A recent study with the unexciting title The Climate Change Mitigation Effects of Daily Active Travel in Cities comes to the unsurprising conclusion that “cyclists had 84% lower CO2 emissions from all daily travel than non-cyclists.”1 The lead researcher, Christian Brand, jazzed it up a bit in his summary in The Conversation, titling it, Cycling Is Ten Times More Important Than Electric Cars for Reaching Net-Zero Cities.2 The main reason that cycling is so much more effective is our old Treehugger standby, the upfront carbon emissions (or embodied carbon) of the materials that go into the cars and batteries. Brand writes:
“The emission savings from replacing all those internal combustion engines with zero-carbon alternatives will not feed in fast enough to make the necessary difference in the time we can spare: the next five years. Tackling the climate and air pollution crises requires curbing all motorised transport, particularly private cars, as quickly as possible. Focusing solely on electric vehicles is slowing down the race to zero emissions.”

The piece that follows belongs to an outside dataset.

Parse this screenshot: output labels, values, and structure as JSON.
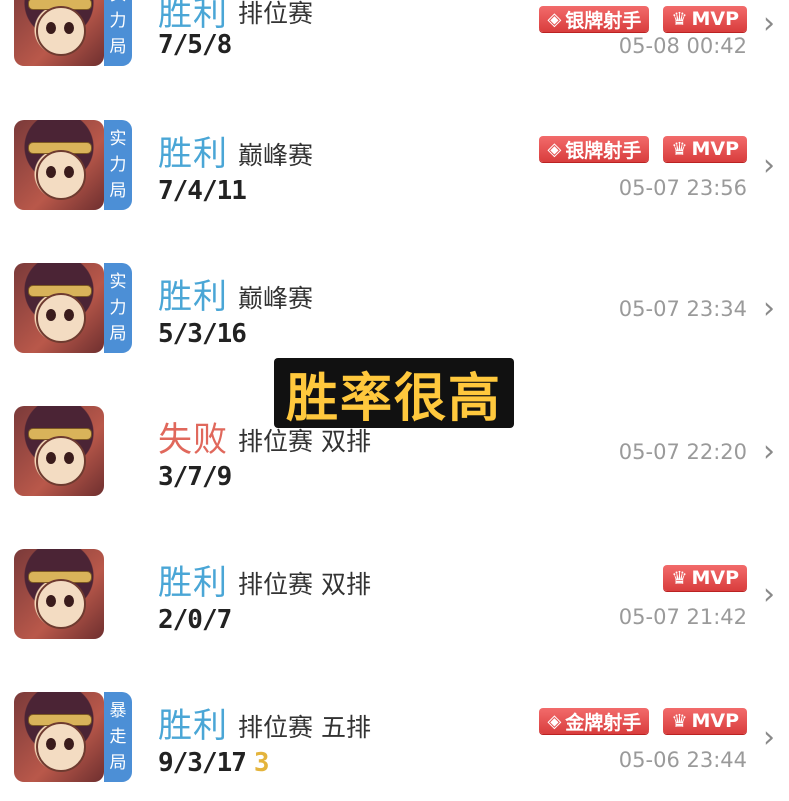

Brand also recognizes, but doesn’t measure, the impacts of carbon-intensive infrastructure, the roads, bridges, and parking, that go along with a car-dependent lifestyle – but notes that “one way to reduce transport emissions relatively quickly, and potentially globally, is to swap cars for cycling, e-biking and walking – active travel, as it’s called.”
The study used data from well-known research, the Physical Activity Through Sustainable Transport Approaches study with the ridiculous acronym PASTA; we have written about it previously on Treehugger but you can imagine what comes up in a search. (No, wait, I found it!) The PASTA study connected the mode of transport to health; the new study connects the data to carbon emissions.
Unlike other research we have discussed, which just looked at the grams of CO2 per kilometer for each of the modes of transport, using the PASTA data lets the researchers determine the cumulative savings from changing modes because they know how far people are going in each city examined. This provides interesting data about why people are traveling: “While travel to work or place of education produced the largest share of CO2 emissions (37%), there were also considerable contributions from social and recreational trips (34%), business trips (11%) and travel for shopping or personal business (17%).”
The savings in carbon emissions from shifting travel modes were significant; going “from car to bike decreased life cycle CO2 emissions by 3.2 kgCO2/day.” The study authors conclude with a nod to the pandemic:
“Active travel has attributes of social distancing that are likely to be desirable for some time. It could help to cut back transportation energy use, CO2 emissions and air pollution while improving population health as confinement is eased. Therefore, locking in, investing in and promoting active travel should be a cornerstone of sustainability strategies, policies and planning to meet our very challenging sustainable development goals that are unlikely to be met without significant mode shift to sustainable transport.”
The study never actually mentions electric vehicles; Brand infers this in his article in The Conversation, noting that “cycling can be more than 30 times lower for each trip than driving a fossil fuel car, and about ten times lower than driving an electric one.”
I covered this issue in my book, “Living the 1.5 Degree Lifestyle,” albeit with less sophisticated data, and just looking at lifecycle data per kilometer found that “bicycles emit 5 g, e-bikes emit 25 g, buses emit 110 g, and cars emit 240 g CO2e per person kilometer. Clearly, e-bikes emit little more than conventional bicycles and far less than cars and buses, even when considering manufacturing, use, and disposal.” Other studies that I have quoted in Treehugger have found that a Tesla Model 3 with batteries made in their most efficient giga-factory had lifecycle emissions of 127 grams per person kilometer, about half of a conventional car. However all of these numbers are such rough estimates; I found others that said a regular bike had a footprint of 20 grams, and an e-bike just 21. The conclusions are similar: bikes and e-bikes have a footprint that is a fraction of a car or an e-car.
I have written in my book that “when you start looking at the world through an upfront carbon lens rather than operating carbon, everything changes.” An electric car is now only half as bad as a gasoline-powered car, and that’s not good enough to get us where we have to go to stay under 1.5 or even 2 degrees. So whatever methodology one uses, the conclusion is the same; here is the one from Brand:
“So the race is on. Active travel can contribute to tackling the climate emergency earlier than electric vehicles while also providing affordable, reliable, clean, healthy and congestion-busting transportation.”